Seerhus shot me a sidelong look. "No one calls it
that anymore," he said. "It's Gere now."
"I know what they've named it. Kipana's
sinking."
This time Seerhus didn't answer but Ezra was all ears.
"Sinking how?"
"In the same way everything else sinks.
Down." I leaned close to her and pointed. "Look at the buildings, at
the roads. The Furl's hard a try at shoring up the infrastructure with things
like these cobblestone streets and granite bulwarks against the walls but no
one really knows what Kipana was originally made of- the Herald's white stone,
no one really knows if it's even really stone at all. Stone doesn't rot like this
stuff does...” I looked around at me, at the shadow of Blood's Eyrie now on my
left, listing in the rain. "It's all crumbling away.

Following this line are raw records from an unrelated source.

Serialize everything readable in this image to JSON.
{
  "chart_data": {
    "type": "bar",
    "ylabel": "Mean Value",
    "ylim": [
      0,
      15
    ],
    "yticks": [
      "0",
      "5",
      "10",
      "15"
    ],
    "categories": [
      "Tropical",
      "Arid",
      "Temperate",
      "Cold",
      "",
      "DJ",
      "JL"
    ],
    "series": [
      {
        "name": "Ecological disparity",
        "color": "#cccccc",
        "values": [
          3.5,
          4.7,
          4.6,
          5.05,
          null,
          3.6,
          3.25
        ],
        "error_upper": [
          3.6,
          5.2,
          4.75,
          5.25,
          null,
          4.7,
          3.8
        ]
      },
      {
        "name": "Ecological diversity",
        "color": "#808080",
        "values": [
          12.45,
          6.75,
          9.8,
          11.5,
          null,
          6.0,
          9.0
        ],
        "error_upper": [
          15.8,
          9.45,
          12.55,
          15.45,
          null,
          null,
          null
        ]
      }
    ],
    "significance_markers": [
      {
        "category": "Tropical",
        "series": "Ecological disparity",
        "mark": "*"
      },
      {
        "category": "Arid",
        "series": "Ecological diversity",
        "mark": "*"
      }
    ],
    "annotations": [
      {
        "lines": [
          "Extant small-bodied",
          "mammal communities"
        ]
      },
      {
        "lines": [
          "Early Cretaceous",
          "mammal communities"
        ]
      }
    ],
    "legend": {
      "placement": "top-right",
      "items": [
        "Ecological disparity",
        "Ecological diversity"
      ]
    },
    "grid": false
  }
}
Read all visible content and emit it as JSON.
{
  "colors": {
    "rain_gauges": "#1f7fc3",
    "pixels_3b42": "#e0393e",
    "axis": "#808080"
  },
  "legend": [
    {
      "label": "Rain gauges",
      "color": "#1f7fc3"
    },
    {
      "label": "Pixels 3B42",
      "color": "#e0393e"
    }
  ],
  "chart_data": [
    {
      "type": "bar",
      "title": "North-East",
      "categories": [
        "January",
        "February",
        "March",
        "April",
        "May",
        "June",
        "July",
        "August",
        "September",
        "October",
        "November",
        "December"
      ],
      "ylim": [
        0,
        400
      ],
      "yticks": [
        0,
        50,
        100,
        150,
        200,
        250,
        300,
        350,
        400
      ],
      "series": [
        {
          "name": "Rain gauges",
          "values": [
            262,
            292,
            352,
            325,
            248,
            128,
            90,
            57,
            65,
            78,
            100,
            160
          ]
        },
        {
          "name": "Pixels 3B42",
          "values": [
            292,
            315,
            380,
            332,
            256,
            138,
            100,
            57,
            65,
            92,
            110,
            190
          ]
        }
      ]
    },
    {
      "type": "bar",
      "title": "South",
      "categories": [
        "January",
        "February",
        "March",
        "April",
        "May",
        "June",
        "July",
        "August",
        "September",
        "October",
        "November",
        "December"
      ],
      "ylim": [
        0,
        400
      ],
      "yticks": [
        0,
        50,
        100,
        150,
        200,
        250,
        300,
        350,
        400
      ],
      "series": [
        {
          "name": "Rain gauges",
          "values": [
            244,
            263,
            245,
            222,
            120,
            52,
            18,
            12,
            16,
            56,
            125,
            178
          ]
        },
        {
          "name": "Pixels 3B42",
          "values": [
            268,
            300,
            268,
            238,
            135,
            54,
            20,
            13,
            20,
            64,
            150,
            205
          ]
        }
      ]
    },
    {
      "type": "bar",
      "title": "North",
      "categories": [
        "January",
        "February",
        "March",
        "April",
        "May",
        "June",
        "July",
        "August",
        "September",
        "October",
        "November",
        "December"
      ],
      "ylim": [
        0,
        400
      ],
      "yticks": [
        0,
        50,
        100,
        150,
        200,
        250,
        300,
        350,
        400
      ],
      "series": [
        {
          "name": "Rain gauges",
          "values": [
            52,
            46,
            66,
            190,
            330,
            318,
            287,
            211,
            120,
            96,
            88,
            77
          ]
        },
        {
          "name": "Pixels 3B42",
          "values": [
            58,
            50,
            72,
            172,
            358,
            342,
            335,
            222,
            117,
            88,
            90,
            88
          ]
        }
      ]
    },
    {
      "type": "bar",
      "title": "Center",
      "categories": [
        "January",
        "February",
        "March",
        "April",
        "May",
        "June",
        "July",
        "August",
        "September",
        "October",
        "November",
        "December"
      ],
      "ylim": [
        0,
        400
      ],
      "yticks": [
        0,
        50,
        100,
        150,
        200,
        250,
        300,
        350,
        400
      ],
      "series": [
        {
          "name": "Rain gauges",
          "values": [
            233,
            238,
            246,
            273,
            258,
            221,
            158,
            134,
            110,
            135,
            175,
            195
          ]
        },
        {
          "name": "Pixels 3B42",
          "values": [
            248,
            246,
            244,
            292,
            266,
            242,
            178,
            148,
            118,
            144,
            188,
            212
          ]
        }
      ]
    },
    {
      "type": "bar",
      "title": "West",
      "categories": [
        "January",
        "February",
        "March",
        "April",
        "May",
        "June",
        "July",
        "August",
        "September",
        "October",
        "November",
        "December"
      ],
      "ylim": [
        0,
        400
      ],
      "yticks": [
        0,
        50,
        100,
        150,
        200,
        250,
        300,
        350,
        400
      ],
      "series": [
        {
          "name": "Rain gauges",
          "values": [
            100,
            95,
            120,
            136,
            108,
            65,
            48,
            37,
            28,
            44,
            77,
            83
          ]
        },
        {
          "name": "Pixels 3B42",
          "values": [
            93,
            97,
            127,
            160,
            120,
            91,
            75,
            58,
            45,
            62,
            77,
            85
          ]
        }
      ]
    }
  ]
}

Slowly, yes, but in
another decade or two this place will fall down around whoever's left."
Ezra eyed me like I was pulling a fast one on her but
I just nodded at the scenery around us, at the deep puddles we splashed
through, and left her to draw her own conclusions. The evidence was there if
you looked. Or wanted to see.
We rode the rest of the way in silence. Seerhus had
urged his charger a few feet ahead of us, just behind his bannerman, and I
watched the rain stream down his polished back plate through hooded eyes. My
face ran with water. The smell of wet horse clung to all of us and now thunder
was coming in, rolling up from the south with a long, low growl to announce its
arrival.
It had been raining that day too.
The storm tumbled in and drowned the sky.
The storm tumbled in and drowned the sky.